Can the LLM access my inventory and variable files for better diagnosis?
Not automatically. The LLM processes only the text you include in the prompt. For the best results, include relevant context: the failing task, the relevant variable definitions, inventory group membership, and any role defaults that might be involved. The callback plugin approach captures the error automatically, but for deep analysis, manually providing the surrounding context produces much better diagnoses. You could extend the diagnosis script to automatically include related files, but be mindful of context window limits.
Is it safe to send production Ansible data to a local LLM?

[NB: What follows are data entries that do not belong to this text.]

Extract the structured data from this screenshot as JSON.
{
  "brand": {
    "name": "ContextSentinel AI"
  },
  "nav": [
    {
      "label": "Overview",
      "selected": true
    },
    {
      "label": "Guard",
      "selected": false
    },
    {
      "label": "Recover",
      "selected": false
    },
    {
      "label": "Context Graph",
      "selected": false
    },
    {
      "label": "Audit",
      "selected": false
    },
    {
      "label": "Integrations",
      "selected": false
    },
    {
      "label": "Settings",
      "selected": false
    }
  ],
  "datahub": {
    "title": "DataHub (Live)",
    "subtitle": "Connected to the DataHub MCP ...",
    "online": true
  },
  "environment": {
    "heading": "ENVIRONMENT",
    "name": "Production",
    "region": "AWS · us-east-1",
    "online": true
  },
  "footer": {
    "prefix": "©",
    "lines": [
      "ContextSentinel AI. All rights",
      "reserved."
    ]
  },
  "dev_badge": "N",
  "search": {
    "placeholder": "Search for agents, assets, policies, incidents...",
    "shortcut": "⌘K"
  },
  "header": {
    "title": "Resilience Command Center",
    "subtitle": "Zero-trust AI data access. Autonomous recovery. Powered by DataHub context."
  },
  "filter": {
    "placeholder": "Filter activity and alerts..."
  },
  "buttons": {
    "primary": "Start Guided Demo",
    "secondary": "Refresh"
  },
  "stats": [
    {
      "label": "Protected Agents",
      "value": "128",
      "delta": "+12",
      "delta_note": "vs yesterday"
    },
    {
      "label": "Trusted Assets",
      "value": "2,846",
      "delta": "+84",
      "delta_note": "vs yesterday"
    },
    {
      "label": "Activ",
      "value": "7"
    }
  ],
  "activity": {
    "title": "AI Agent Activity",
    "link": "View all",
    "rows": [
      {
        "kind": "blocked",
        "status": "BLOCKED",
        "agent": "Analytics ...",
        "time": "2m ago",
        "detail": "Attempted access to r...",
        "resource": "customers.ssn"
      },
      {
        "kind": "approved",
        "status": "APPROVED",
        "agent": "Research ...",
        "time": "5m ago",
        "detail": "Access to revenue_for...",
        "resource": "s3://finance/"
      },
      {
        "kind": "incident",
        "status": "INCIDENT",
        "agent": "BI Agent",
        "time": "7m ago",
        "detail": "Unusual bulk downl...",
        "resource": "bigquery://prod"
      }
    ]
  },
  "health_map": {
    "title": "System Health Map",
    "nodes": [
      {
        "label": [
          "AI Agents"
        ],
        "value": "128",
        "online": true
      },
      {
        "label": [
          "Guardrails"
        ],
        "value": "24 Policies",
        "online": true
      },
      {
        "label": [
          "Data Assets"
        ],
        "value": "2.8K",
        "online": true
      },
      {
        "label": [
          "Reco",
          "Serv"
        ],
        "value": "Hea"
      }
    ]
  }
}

With Ollama running locally, your data never leaves your machine or network. This is a key advantage over cloud-based AI tools. However, be aware that error messages and playbook contents may include sensitive information: hostnames, IP addresses, usernames, file paths, and sometimes even passwords if they appear in error output. If your Ollama instance runs on a different machine, ensure the network connection is secured (SSH tunnel or TLS reverse proxy). Never use a cloud LLM API for this purpose if your Ansible data contains sensitive infrastructure details.